I am trying to understand Dask delayed more deeply so I decided to work through the examples here. I modified some of the code to reflect how I want to use Dask (see below). But the results are different than what I expected ie. a tuple vs list. When I try to apply '.visualize()' to see what the execution graph looks like I get nothing.
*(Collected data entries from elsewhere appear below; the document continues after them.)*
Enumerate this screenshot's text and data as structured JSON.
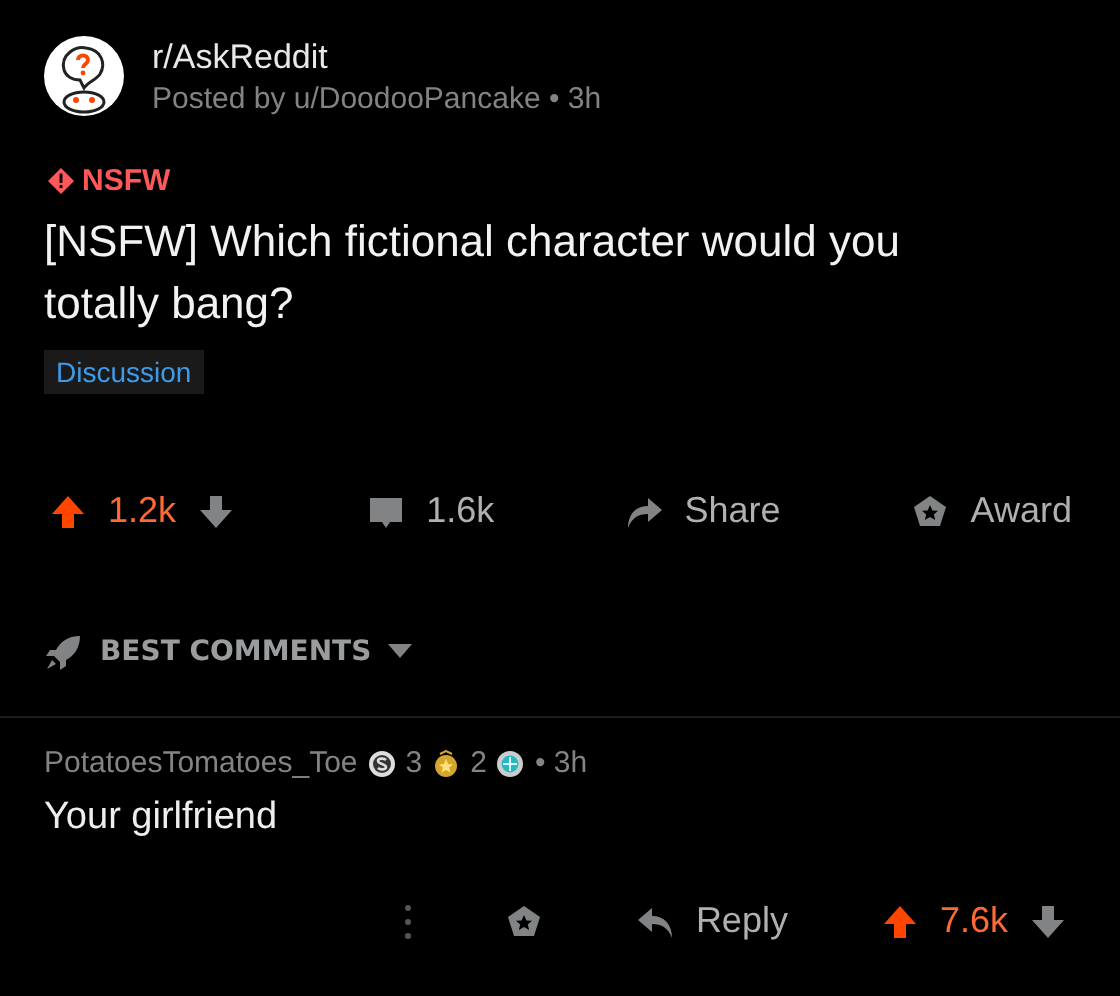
{
  "post": {
    "subreddit": "r/AskReddit",
    "byline": "Posted by u/DoodooPancake • 3h",
    "nsfw_label": "NSFW",
    "title": "[NSFW] Which fictional character would you totally bang?",
    "flair": "Discussion",
    "upvoted": true,
    "score": "1.2k",
    "comments": "1.6k",
    "share": "Share",
    "award": "Award"
  },
  "sort": {
    "label": "BEST COMMENTS"
  },
  "comments": [
    {
      "author": "PotatoesTomatoes_Toe",
      "awards": [
        {
          "kind": "silver",
          "count": "3"
        },
        {
          "kind": "gold",
          "count": "2"
        },
        {
          "kind": "platinum"
        }
      ],
      "time": "• 3h",
      "body": "Your girlfriend",
      "reply": "Reply",
      "upvoted": true,
      "score": "7.6k"
    }
  ]
}
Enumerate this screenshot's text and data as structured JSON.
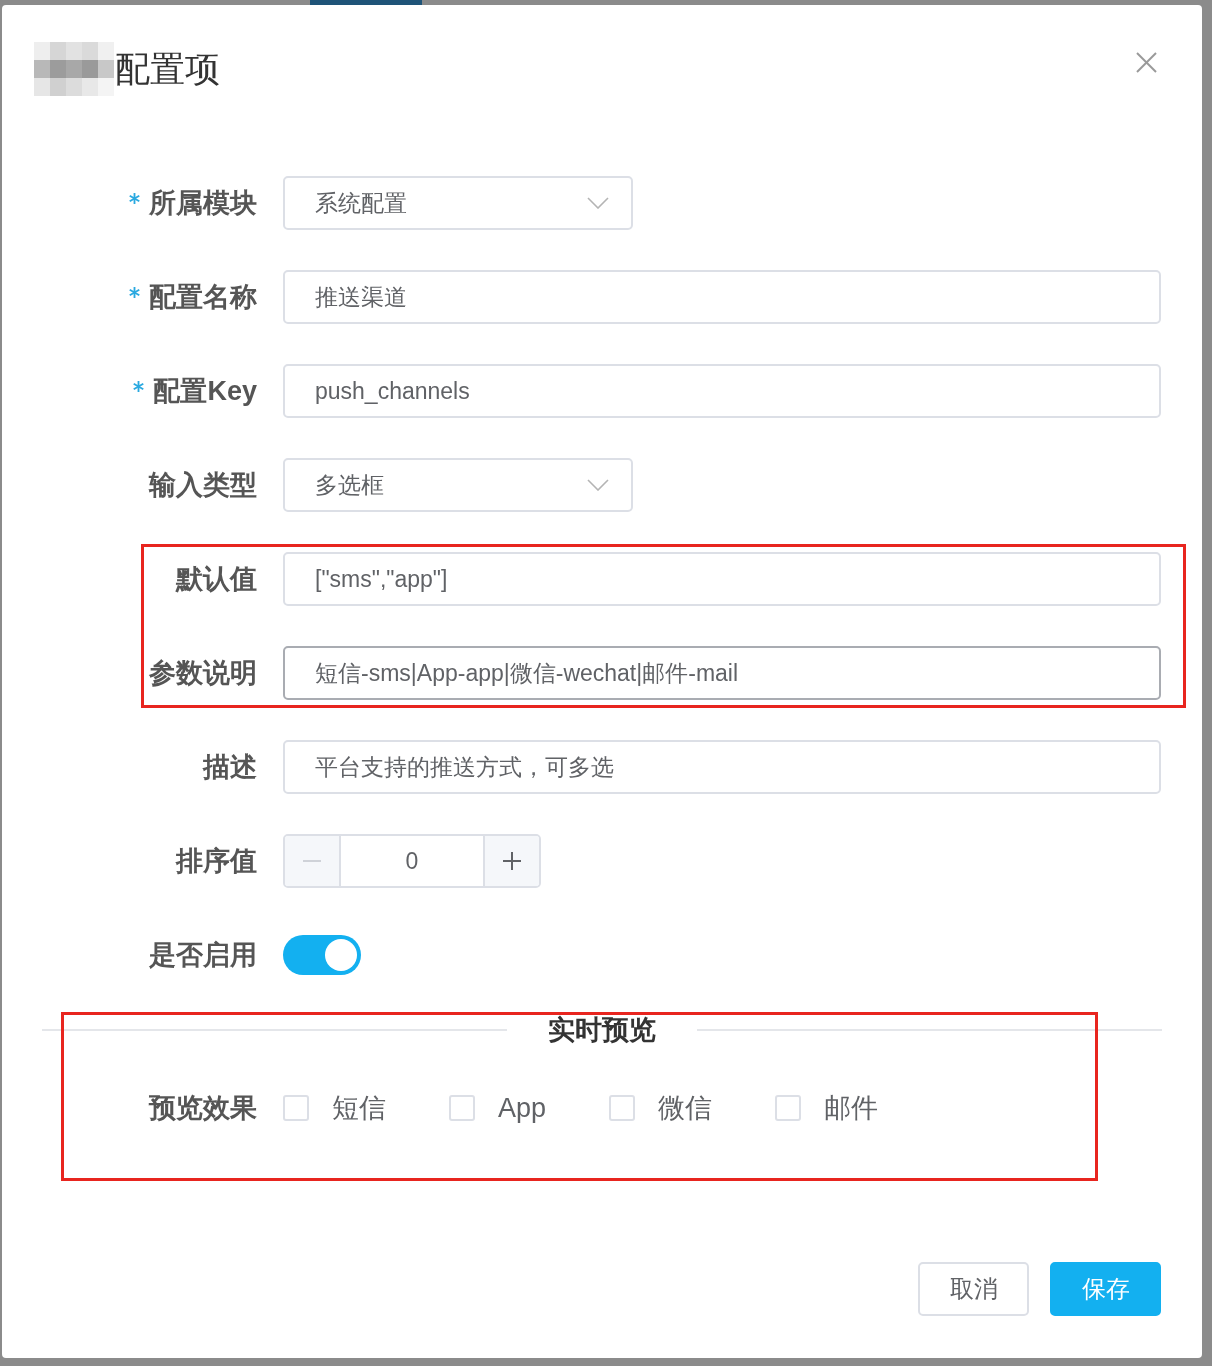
{
  "dialog": {
    "title": "配置项"
  },
  "form": {
    "sections": [
      {
        "highlighted": false,
        "fields": [
          {
            "kind": "select",
            "label": "所属模块",
            "required": true,
            "value": "系统配置",
            "hovered": false
          },
          {
            "kind": "input",
            "label": "配置名称",
            "required": true,
            "value": "推送渠道",
            "hovered": false
          },
          {
            "kind": "input",
            "label": "配置Key",
            "required": true,
            "value": "push_channels",
            "hovered": false
          },
          {
            "kind": "select",
            "label": "输入类型",
            "required": false,
            "value": "多选框",
            "hovered": false
          }
        ]
      },
      {
        "highlighted": true,
        "fields": [
          {
            "kind": "input",
            "label": "默认值",
            "required": false,
            "value": "[\"sms\",\"app\"]",
            "hovered": false
          },
          {
            "kind": "input",
            "label": "参数说明",
            "required": false,
            "value": "短信-sms|App-app|微信-wechat|邮件-mail",
            "hovered": true
          }
        ]
      },
      {
        "highlighted": false,
        "fields": [
          {
            "kind": "input",
            "label": "描述",
            "required": false,
            "value": "平台支持的推送方式，可多选",
            "hovered": false
          },
          {
            "kind": "number",
            "label": "排序值",
            "required": false,
            "value": "0",
            "minus_disabled": true
          },
          {
            "kind": "switch",
            "label": "是否启用",
            "required": false,
            "on": true
          }
        ]
      }
    ]
  },
  "preview": {
    "highlighted": true,
    "divider_title": "实时预览",
    "label": "预览效果",
    "options": [
      {
        "label": "短信",
        "checked": false
      },
      {
        "label": "App",
        "checked": false
      },
      {
        "label": "微信",
        "checked": false
      },
      {
        "label": "邮件",
        "checked": false
      }
    ]
  },
  "footer": {
    "buttons": [
      {
        "label": "取消",
        "kind": "default"
      },
      {
        "label": "保存",
        "kind": "primary"
      }
    ]
  }
}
I worked through all the examples in 'delayed.ipynb' and they all work properly including all the visualizations. I then modified the 'for' loop for one example:
for i in range(256):
x = inc(i)
y = dec(x)
z = add(x, y)
zs.append(z)
to a function call the uses a list comprehension. The result is a variation on the original working example.
%%time
import time
import random
from dask import delayed, compute, visualize
zs = []
@delayed
def inc(x):
time.sleep(random.random())
return x + 1
@delayed
def dec(x):
time.sleep(random.random())
return x - 1
@delayed
def add(x, y):
time.sleep(random.random())
return x + y
def myloop(x):
x.append([add(inc(i), dec(inc(i))) for i in range(8)])
return x
result = myloop(zs)
final = compute(*result)
print(final)
I have tried printing out 'result' (function call) which provides the expected list of delay calls but when I print the results of 'compute' I unexpectedly get the desired list as part of a tuple. Why don't I get a just a list?
When I try to 'visualize' the execution graph I get nothing at all. I was expecting to see as many nodes as are in the generated list.
I did not think I made any significant modifications to the example so what am I not understanding?